Он стоял, опасаясь, что сделал что-то противоестественное нормальному ходу вещей, и невольно выпустил демонов, о которых он сам не знает, разворошил темное гнездо, кишащее омерзительными гадами. Не сводя глаз с субъекта, он украдкой поглядывал, нет ли поблизости чего-нибудь вроде хорошей палки или кочерги, чтобы в случае чего быть готовым к обороне.
– Ради всех святых, я приказываю вам не двигаться.
Джек наконец замер, моргая глазами.
– Тише, – повысил голос Тобиас. – Вы сейчас успокоитесь.
Пациент качнулся, наклонился посреди комнаты и стал тереть больную щеку.
– А теперь ложитесь на кровать. И не поднимайтесь до тех пор, пока я не дам команды.
Джек Мэггс сел на кровать, стащил с себя башмаки и тяжело опустил их на пол.
– Господи, – воскликнул он и лег на постель; его руки теребили лицо.
Тобиас думал, как бы ему навсегда утихомирить этого Призрака. Он, очевидно, забыл, если вообще осознавал, что гнев и ярость – это его изобретение, некая персонификация боли, которую он внушил чужому сознанию. Он приказал сомнамбуле описать ему того, кто преследует его. Он, конечно, и сам мог бы описать его – холодные голубые глаза, прямой хищный нос, светлые, пшеничного цвета волосы. Но его целью было заставить субъекта сконцентрировать внимание на Призраке, а потом, разработав какую-нибудь дьявольскую стратегию – он еще не знал какую, – отделаться от него раз и навсегда, бросив, как свинью в море.
И Тобиас вдруг указал пятно на стене.
– Он вон там, Джек, там.
Джек Мэггс сопротивлялся. Он тряс головой, закрывал глаза, мял щеку, давил на нее пальцами и вонзался в нее так глубоко, как лопата в глину.
– Он темноволосый, Джек? – спросил Тобиас, зная, что Мэггс любит спорить. – Он черный?
– А, нет, – вздохнул каторжник. – Он блондин, очень светлый.
– У него белая кожа?
– У него мой ребенок.
Тобиасу, уставшему и зному, хотелось поскорее лечь в постель, но он продолжал спокойным тоном устранять последнее препятствие.
– Тогда заберите у него ребенка, – сказал он. – Пойдите к Призраку, протяните к нему руки. Ему он не нужен. Он отдаст его прямо в ваши руки.
– Он по другую сторону стены.
Тобиас подумал, что субъект говорит о Призраке.
– Вы вынули кирпич, – раздраженно напомнил он Мэггсу. – А теперь надо вынуть второй.

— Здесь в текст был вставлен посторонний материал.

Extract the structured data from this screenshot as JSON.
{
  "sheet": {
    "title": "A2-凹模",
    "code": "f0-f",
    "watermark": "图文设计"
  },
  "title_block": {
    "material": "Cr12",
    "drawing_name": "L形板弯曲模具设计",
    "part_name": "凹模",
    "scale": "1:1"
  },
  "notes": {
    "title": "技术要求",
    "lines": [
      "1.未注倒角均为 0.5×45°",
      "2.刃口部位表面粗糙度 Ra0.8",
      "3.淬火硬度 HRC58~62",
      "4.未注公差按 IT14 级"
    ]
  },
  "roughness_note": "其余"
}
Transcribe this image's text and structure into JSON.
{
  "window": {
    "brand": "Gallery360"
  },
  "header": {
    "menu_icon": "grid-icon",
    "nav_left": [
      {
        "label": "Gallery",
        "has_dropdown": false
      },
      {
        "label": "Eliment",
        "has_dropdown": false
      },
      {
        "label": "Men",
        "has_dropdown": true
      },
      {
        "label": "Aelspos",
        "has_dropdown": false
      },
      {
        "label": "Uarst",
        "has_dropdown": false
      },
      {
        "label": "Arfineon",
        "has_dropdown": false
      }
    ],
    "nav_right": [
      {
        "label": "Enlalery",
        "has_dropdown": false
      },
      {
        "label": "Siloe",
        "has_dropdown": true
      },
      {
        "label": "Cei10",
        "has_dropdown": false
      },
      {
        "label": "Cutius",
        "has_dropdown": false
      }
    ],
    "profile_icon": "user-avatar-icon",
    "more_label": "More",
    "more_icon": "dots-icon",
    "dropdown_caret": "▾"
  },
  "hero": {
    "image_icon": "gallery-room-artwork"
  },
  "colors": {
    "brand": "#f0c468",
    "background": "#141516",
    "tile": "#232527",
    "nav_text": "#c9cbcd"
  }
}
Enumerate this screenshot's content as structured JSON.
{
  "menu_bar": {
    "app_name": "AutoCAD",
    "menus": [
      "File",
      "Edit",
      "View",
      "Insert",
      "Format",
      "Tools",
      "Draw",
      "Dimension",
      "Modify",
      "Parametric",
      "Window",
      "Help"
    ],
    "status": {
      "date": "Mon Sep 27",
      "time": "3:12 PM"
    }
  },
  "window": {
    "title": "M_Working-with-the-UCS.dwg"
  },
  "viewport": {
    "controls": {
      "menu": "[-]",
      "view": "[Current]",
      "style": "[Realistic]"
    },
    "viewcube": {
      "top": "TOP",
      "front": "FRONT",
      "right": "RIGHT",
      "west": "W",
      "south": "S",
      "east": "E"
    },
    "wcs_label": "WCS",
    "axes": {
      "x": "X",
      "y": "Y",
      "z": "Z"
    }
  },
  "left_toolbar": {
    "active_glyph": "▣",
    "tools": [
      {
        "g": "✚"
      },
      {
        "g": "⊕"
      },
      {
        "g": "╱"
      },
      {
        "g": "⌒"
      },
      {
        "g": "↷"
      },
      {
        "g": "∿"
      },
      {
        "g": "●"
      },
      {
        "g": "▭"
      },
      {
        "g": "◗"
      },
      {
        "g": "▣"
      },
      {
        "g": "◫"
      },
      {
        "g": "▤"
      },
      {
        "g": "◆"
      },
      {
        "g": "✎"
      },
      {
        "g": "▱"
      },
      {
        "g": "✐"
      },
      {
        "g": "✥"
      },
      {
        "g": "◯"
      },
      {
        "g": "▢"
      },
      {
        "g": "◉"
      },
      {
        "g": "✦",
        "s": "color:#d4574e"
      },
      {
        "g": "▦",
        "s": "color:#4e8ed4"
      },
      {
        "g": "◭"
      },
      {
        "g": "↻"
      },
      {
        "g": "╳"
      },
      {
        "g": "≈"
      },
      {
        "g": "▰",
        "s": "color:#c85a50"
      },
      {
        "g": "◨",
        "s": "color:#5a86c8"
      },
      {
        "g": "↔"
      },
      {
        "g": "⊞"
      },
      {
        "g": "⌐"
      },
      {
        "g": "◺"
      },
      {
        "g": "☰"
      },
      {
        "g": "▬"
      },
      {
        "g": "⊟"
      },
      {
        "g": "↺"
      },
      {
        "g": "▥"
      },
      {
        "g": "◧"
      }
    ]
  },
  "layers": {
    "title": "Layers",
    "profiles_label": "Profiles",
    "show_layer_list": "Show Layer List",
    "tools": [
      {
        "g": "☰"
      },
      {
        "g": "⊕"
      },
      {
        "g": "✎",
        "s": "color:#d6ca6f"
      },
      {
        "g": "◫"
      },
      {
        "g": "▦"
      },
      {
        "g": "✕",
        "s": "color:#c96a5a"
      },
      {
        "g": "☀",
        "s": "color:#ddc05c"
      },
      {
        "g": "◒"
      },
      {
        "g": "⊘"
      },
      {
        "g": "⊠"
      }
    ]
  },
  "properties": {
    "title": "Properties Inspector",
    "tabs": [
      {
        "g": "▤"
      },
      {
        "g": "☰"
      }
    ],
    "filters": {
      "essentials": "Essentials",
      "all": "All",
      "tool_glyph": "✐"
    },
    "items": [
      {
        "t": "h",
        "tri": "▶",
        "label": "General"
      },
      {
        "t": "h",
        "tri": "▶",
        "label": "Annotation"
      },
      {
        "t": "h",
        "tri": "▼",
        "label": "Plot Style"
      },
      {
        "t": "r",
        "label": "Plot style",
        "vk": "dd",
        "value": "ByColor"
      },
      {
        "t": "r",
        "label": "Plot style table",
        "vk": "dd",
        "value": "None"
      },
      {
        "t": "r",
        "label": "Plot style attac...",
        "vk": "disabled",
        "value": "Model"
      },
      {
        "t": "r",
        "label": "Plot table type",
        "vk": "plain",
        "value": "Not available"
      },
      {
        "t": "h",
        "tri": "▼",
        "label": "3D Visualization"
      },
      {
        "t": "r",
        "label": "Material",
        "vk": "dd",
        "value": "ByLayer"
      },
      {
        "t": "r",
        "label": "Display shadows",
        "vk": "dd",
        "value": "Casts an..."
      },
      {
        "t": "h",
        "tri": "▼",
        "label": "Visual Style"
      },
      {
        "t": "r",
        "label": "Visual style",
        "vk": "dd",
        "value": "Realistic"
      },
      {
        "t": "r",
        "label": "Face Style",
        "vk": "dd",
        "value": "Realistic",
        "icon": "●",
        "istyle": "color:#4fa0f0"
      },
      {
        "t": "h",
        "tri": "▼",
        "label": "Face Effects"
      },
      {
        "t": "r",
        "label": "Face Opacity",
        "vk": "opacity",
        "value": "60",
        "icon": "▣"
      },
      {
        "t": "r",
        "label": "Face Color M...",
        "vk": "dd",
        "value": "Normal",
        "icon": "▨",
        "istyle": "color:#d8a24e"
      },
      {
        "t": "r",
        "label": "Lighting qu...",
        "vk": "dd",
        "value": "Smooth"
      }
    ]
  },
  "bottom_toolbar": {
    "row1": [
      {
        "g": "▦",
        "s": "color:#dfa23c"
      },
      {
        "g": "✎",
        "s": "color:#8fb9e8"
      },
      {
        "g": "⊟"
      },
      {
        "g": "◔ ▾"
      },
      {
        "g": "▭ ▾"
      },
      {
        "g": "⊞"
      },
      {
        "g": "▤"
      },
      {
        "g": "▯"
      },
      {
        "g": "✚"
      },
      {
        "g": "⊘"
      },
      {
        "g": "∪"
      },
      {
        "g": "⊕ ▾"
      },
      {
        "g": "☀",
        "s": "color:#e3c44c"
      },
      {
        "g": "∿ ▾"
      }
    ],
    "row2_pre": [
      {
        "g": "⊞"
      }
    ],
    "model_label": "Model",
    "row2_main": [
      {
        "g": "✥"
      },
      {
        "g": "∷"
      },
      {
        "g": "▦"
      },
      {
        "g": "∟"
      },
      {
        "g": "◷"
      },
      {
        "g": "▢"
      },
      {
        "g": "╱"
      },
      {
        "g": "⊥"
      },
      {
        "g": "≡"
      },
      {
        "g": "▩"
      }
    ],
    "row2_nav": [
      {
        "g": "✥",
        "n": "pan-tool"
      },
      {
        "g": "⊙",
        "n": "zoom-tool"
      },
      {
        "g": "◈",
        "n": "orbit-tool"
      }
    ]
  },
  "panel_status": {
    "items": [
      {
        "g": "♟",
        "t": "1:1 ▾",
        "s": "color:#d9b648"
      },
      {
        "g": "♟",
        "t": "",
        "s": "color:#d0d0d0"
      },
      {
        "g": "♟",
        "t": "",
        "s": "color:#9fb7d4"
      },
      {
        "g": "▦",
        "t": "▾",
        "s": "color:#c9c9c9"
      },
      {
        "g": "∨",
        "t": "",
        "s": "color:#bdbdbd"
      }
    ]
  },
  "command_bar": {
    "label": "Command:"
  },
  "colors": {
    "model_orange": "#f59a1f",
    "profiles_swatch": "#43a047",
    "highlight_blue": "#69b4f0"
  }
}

Если понадобится, вы будете ломать всю стену, чтобы добраться до него.
Мэггс печально скривился.
– Они бросили его в сортир.
– Призрак выброшен?
– Мой ребенок! Мой ребенок умер.
– А где же ваш Призрак, Джек? Расскажите мне еще раз, как он выглядит?
– О, он солдат Короля, – с горечью ответил каторжник. – Он настоящий паскуда, таракан, а мой дорогой бедный мальчик лежит в сточной канаве. – К превеликому смятению Тобиаса, Мэггс разрыдался. – Господи, великий и добрый! Его нежная детская щечка разрезана.
Джек Мэггс лежал на кровати и, по-детски поджав к груди колени, горько плакал.
– Не заставляйте меня смотреть на это, – просил он, царапая больную щеку ногтями. – Боже, лучше мне умереть, смилуйся надо мной, прошу тебя!
– Послушайте меня, сэр.
– Оставьте меня, оставьте меня в покое.
– Я вылечу вашего сына.
– Вы не можете вылечить его. Он умер.
– Мы закроем его рану. Я прошу вас.
– Оставьте его в покое, вы, ублюдок, всюду сующий свой нос!
Но Тобиаса Отса осенило:
– Смотрите, Джек, смотрите, рана затянулась. Как только это произойдет, у вас тоже прекратится боль. Это та же рана, и та же боль.
– Я хочу, чтобы моя боль осталась.
– Нет, посмотрите на рану, она зажила! Боль прошла.
– Я хочу испытывать боль! – закричал Мэггс, поднимаясь на локте и впиваясь взглядом в Тобиаса Отса с такой настороженностью, что было трудно поверить, что он в гипнотическом сне.